MIRACLE MACHINE: First tested in New Kensington in 1970, it developed into the MRI, which permits doctors to harmlessly see inside a patient’s body. A scientist from a medical center in New York, Raymond Damadian, performed an experiment in New Kensington in June 1970 to prove his theory that a machine could be used to see cancerous tumors inside rats. The experiment worked. He developed the mechanism into the MRI (magnetic resonance imaging) scanner. It made molecules inside the body behave harmlessly in such a way to release radio waves, which were turned into images by a large computer. The machine he developed is now on display at the Smithsonian Institute. Two other men, Peter Mansfield and Paul Lauterbur later made the machine practical for medical purposes. These men were later awarded a Nobel prize while Damadian was overlooked, as of this writing. BLUNDER BLVD: So nicknamed due to a half-million dollar mistake some called the Nadine jam, Oakmont and Verona’s Allegheny River Blvd. opened in 1934. It was one of the first proposed linking highways between Pittsburgh and her surrounding suburbs. But a holdup occurred in the area of Nadine Road. The slopes of the Allegheny River were very sharp all the way to Washington Blvd. And the railroad and the water company owned land there, which had been overlooked by the County's Public Works director. By '32, the road was finished--except for the blundered, or bungled, section, which gave it the twin nicknames of "Blunder Boulevard" and "Bungle Boulevard." The road opened two years later after a half-million dollar solution--in the money of that day--but with today's traffic, no doubt some still think of the area just as 'fondly.'
DICE-Y GAS: One of People Gas's first underground storage facilities was at the Dice Farm, the area we know today as Holiday Park. "One of the earliest experiments in underground storage" of gas, according to the Plum history, "Where the Wild Plum Trees Grow," the land was originally a farm owned by Peter Dice. It was developed in 1940 into the storage site and now encompasses over seven acres of land, with over 3.1 billion cubic feet of room for natural gas. Very likely, prior to the storage facility, the land had been sites for oil and natural gas deposits.
THIRD USA TUNNEL: Just up the Conemaugh River from Saltsburg is the site of the THIRD tunnel ever built in America--and boats, not wagons, went through it. It was built in 1828 as part of the Pennsylvania Canal. Canals were a new thing in America at the time. The first two tunnels were built in Pennsylvania also, one seven years earlier and one only one year earlier. This tunnel was partially built in shale, and part of it collapsed not long after opening. The tunnel opening was buried in 1989 when an access road was built. The site is commemorated today by a marker on the West Penn Trail, a project of the Conemaugh Valley Conservancy.

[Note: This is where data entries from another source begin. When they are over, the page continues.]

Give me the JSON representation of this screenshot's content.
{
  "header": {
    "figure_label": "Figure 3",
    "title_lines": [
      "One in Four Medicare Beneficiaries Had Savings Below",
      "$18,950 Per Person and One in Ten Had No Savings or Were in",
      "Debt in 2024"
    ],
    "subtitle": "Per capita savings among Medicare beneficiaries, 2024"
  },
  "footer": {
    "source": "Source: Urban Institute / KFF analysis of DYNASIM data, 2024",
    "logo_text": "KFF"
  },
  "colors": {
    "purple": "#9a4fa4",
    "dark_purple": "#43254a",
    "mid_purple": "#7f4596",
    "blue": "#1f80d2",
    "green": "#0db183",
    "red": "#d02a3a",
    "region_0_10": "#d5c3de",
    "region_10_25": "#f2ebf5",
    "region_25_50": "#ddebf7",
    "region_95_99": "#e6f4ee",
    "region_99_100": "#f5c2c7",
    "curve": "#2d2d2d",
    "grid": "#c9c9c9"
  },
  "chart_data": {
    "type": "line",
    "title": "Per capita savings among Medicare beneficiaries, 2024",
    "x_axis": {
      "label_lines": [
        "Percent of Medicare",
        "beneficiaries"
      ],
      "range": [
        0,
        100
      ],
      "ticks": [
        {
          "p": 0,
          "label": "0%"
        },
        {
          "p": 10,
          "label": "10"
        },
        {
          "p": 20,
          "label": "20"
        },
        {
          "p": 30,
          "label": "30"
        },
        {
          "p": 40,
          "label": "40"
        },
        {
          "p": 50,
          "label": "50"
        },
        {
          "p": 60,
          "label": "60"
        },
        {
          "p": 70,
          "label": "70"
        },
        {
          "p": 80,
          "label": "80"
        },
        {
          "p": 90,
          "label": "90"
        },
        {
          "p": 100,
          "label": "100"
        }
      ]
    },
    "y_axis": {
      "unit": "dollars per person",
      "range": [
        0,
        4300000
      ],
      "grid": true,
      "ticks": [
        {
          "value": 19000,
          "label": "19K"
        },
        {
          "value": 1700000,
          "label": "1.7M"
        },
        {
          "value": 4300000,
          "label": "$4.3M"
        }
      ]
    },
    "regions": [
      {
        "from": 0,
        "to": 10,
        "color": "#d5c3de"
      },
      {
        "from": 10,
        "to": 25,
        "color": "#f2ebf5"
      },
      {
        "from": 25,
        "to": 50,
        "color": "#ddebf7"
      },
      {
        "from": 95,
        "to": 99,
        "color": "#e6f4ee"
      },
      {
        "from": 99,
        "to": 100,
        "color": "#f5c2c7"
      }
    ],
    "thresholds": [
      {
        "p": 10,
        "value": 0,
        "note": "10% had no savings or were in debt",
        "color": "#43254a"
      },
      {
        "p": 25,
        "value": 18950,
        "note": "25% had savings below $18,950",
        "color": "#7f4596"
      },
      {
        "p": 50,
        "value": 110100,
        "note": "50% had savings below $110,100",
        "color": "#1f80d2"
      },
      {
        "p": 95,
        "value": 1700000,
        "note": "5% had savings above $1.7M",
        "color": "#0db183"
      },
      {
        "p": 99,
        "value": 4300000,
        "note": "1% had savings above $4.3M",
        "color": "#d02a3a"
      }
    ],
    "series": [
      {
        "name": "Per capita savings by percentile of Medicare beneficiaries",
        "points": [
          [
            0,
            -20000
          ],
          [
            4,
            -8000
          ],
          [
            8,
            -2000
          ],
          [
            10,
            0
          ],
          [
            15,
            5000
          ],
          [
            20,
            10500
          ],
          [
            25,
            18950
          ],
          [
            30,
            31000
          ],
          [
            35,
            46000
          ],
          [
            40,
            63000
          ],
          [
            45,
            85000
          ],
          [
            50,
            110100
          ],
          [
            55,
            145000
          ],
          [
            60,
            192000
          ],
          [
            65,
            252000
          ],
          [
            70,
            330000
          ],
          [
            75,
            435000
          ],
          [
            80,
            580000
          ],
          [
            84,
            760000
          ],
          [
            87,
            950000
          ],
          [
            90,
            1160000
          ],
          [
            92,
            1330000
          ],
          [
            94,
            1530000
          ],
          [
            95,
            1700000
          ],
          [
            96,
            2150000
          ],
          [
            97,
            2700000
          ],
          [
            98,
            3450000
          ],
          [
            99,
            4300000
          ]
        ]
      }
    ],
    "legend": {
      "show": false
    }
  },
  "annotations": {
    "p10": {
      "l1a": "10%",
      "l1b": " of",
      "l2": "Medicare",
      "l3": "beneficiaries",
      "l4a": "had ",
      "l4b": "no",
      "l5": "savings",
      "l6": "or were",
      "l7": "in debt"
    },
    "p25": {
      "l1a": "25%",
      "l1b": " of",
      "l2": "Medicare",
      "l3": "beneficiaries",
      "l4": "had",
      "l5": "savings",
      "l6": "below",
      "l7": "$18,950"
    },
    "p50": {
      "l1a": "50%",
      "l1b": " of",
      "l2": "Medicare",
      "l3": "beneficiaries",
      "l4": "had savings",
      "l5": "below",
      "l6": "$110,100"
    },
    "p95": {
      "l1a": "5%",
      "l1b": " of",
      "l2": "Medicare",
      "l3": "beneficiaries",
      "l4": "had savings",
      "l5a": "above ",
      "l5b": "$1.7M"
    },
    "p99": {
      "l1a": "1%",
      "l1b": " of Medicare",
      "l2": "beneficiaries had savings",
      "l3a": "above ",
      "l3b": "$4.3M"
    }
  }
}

CARNEGIE'S HEROES: 100 years ago, when a mine disaster killed two rescuers near Springdale/Cheswick, a tycoon established a Heroes Fund and Medal still given today. The Harwick mine disaster that killed 181 men in 1904 made a big impact on Andrew Carnegie. Already toying with the idea of some way to help or recognize those heroes injured as they tried to save someone, he heard in New York that two rescuers, Selwyn Taylor and Daniel Lyle, died in the tragedy when they tried to rescue men from mine. It galvanized Carnegie into giving 5 million dollars into a trust for heroes, a Hero Fund. He saw to it that the two men were recognized with gold medals posthumously and helped take care of the families. Today the Carnegie Hero Fund still carries out the tycoon's wishes. The medals are embossed with the Bible verse, "Greater love hath no man than this, that a man lay down his life for his friends" (John 15:13). A historical marker on Pittsburgh Street in Springdale commorates the birth of the Hero Fund.